Women represent nearly half of the adult heart failure (HF) population and they remain underrepresented in HF studies. We aimed to evaluate the evidence about peak oxygen uptake (peak VO2) for clinical stratification in women with HF. This narrative review summarizes (i) the evidence endorsing the value of cardiopulmonary exercise testing for clinical stratification and phenotyping HF population; (ii) the determinants of a person's functional aerobic capacity to understand predicted values for patients with chronic HF; and (iii) sex differences on peak VO2 data in different forms of HF. Lastly, based on existing data in patients with HF, we provide a perspective on how to improve existing gaps about the utility of peak VO2 in clinical stratification in women. Peak VO2 provides prognosis information in patients with HF; however, its use has been limited for a reduced number of patients excluding women, elderly, and HF patients with preserved ejection fraction.
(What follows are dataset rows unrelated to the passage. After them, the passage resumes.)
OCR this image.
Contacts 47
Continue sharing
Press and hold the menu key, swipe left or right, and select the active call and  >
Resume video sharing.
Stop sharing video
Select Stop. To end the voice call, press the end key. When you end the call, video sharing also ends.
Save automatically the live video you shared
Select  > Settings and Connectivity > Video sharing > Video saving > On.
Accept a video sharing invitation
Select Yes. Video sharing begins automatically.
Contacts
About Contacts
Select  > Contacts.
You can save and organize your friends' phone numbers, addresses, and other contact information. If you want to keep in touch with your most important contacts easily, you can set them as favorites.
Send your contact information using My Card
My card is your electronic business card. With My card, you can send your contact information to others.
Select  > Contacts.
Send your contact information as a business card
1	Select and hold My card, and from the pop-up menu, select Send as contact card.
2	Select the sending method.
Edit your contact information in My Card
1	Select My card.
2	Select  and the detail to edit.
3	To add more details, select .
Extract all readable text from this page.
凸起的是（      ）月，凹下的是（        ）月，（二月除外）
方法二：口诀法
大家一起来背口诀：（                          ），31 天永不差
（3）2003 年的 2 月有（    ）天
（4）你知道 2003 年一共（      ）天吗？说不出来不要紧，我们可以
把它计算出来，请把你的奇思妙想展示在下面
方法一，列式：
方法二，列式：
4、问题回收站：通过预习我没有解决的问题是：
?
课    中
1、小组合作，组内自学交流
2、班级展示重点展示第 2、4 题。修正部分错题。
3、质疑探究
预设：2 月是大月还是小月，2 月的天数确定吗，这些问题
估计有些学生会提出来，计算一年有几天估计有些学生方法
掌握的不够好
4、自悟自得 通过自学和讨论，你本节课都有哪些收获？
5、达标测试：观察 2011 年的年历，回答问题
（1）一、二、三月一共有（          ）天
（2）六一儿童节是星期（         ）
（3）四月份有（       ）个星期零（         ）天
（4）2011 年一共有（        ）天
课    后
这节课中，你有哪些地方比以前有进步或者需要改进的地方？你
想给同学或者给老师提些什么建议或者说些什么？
Further studies will help to fill the wide gender gap about the utility of cardiopulmonary exercise testing in the risk assessment and management in women with HF.

Introduction

Heart failure (HF) prevalence is increasing over the years in western countries.1 Despite women represent nearly half of the adult HF population,1 they have been classically underrepresented in HF studies.2 Likewise, this underrepresentation of women is even more obvious when we explore cardiopulmonary exercise testing (CPET) literature in HF.3-6 This last gap in knowledge limits our understanding in women HF pathophysiology, risk stratification, recommendations for physical therapy, and advanced HF intervention. Given the limited data in CPET parameters for clinical stratification in women with HF, teasing out the information from previous studies could be an excellent start point for further research lines.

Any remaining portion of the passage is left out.